If you’re like me, the thought of becoming more “disciplined” sounds like nails on the proverbial chalkboard.
If I wanted to be more disciplined, I would have enlisted in the military. Or followed the advice of those top performing A-lister guys who recommend I take a cold shower every morning to teach me how to do hard things.
Sometimes getting up in the morning to take a hot shower is hard enough, damn it.
(Side note: Ever notice it’s always some beefed up guy recommending the cold shower thing? Imagine Oprah Winfrey, Brene Brown, or Mother Teresa telling you to just take a cold shower everyday dude it’ll give you more discipline!!!)

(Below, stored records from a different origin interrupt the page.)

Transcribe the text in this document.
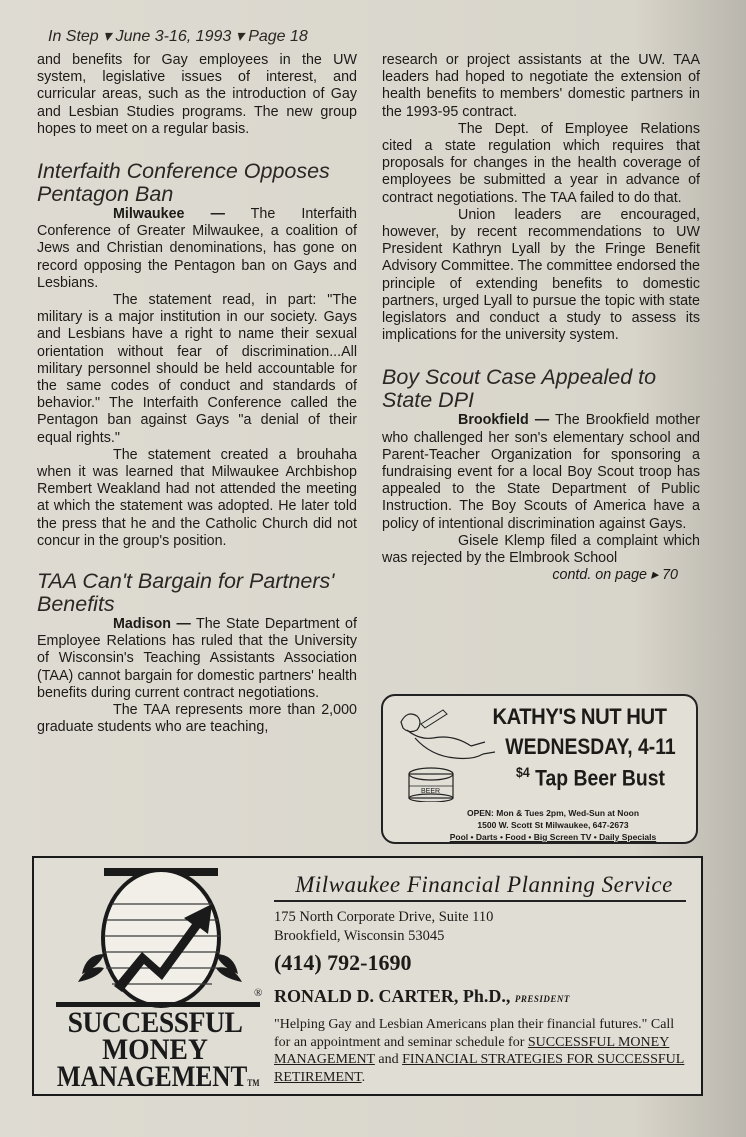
In Step ▾ June 3-16, 1993 ▾ Page 18

and benefits for Gay employees in the UW system, legislative issues of interest, and curricular areas, such as the introduction of Gay and Lesbian Studies programs. The new group hopes to meet on a regular basis.

Interfaith Conference Opposes Pentagon Ban

Milwaukee — The Interfaith Conference of Greater Milwaukee, a coalition of Jews and Christian denominations, has gone on record opposing the Pentagon ban on Gays and Lesbians.

The statement read, in part: "The military is a major institution in our society. Gays and Lesbians have a right to name their sexual orientation without fear of discrimination...All military personnel should be held accountable for the same codes of conduct and standards of behavior." The Interfaith Conference called the Pentagon ban against Gays "a denial of their equal rights."

The statement created a brouhaha when it was learned that Milwaukee Archbishop Rembert Weakland had not attended the meeting at which the statement was adopted. He later told the press that he and the Catholic Church did not concur in the group's position.

TAA Can't Bargain for Partners' Benefits

Madison — The State Department of Employee Relations has ruled that the University of Wisconsin's Teaching Assistants Association (TAA) cannot bargain for domestic partners' health benefits during current contract negotiations.

The TAA represents more than 2,000 graduate students who are teaching,

research or project assistants at the UW. TAA leaders had hoped to negotiate the extension of health benefits to members' domestic partners in the 1993-95 contract.

The Dept. of Employee Relations cited a state regulation which requires that proposals for changes in the health coverage of employees be submitted a year in advance of contract negotiations. The TAA failed to do that.

Union leaders are encouraged, however, by recent recommendations to UW President Kathryn Lyall by the Fringe Benefit Advisory Committee. The committee endorsed the principle of extending benefits to domestic partners, urged Lyall to pursue the topic with state legislators and conduct a study to assess its implications for the university system.

Boy Scout Case Appealed to State DPI

Brookfield — The Brookfield mother who challenged her son's elementary school and Parent-Teacher Organization for sponsoring a fundraising event for a local Boy Scout troop has appealed to the State Department of Public Instruction. The Boy Scouts of America have a policy of intentional discrimination against Gays.

Gisele Klemp filed a complaint which was rejected by the Elmbrook School

contd. on page ▸ 70

BEER
KATHY'S NUT HUT
WEDNESDAY, 4-11
$^{\$4}$ Tap Beer Bust
OPEN: Mon & Tues 2pm, Wed-Sun at Noon
1500 W. Scott St Milwaukee, 647-2673
Pool • Darts • Food • Big Screen TV • Daily Specials
®
SUCCESSFUL
MONEY
MANAGEMENTTM
Milwaukee Financial Planning Service
175 North Corporate Drive, Suite 110
Brookfield, Wisconsin 53045
(414) 792-1690
RONALD D. CARTER, Ph.D., PRESIDENT
"Helping Gay and Lesbian Americans plan their financial futures." Call for an appointment and seminar schedule for SUCCESSFUL MONEY MANAGEMENT and FINANCIAL STRATEGIES FOR SUCCESSFUL RETIREMENT.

Not to bash on military guys. In fact, ex-navy seal turned author Jocko Willink makes the excellent point that discipline brings freedom. And that’s particularly true when it comes to money.
But you don’t have to wake up at 4:30am like Jocko to do the “d-word” – god I hate that d-word – let’s rename it to dis-a-fun shall we?
You can apply dis-a-fun to your financial life in more manageable ways than those an ex-Navy seal might do it. You can do it in simple, small ways that give you the warm fuzzies in your belly rather than the biting shivers of a cold shower.
I’m a firm believer that if you’re going to do a thing, and do it day after day after day, then a little self-hypnosis is in order.
But why would I try to hypnotize myself if I don’t feel like it dude?
Because, at the end of the day, life is pretty mathematical. If you put in X, you’ll get back Y. Cause and effect: if you run, you will strengthen your heartl; if you eat vegetables, you will improve your health; if you save a little bit of everything you earn, you will become wealthy. Etc.
And thanks to neuroplasticity, you can actually train yourself to have positive associations and enjoyment doing things you used to hate.
I learned this from two of my favorite teachers, Greg McKeown and James Clear. When you break something overwhelming down into bite-sized pieces, it becomes a whole lot more manageable, and dare I say enjoyable.
A huge project, like paying off a sizable amount of debt or putting aside 6 months living expenses into your emergency savings, can become much easier when you break it down into smaller steps, and just focus on the next step in the process.
Put a little aside out of every check you earn, and watch your savings grow over time.
Line up all of your debts in the Dave Ramsey debt snowball and just pay a little extra down on lowest debt first to get the momentum going.
Soon, you will begin experiencing all the freedoms of discipline and be well on your way to renaming it to dis-a-fun, dude.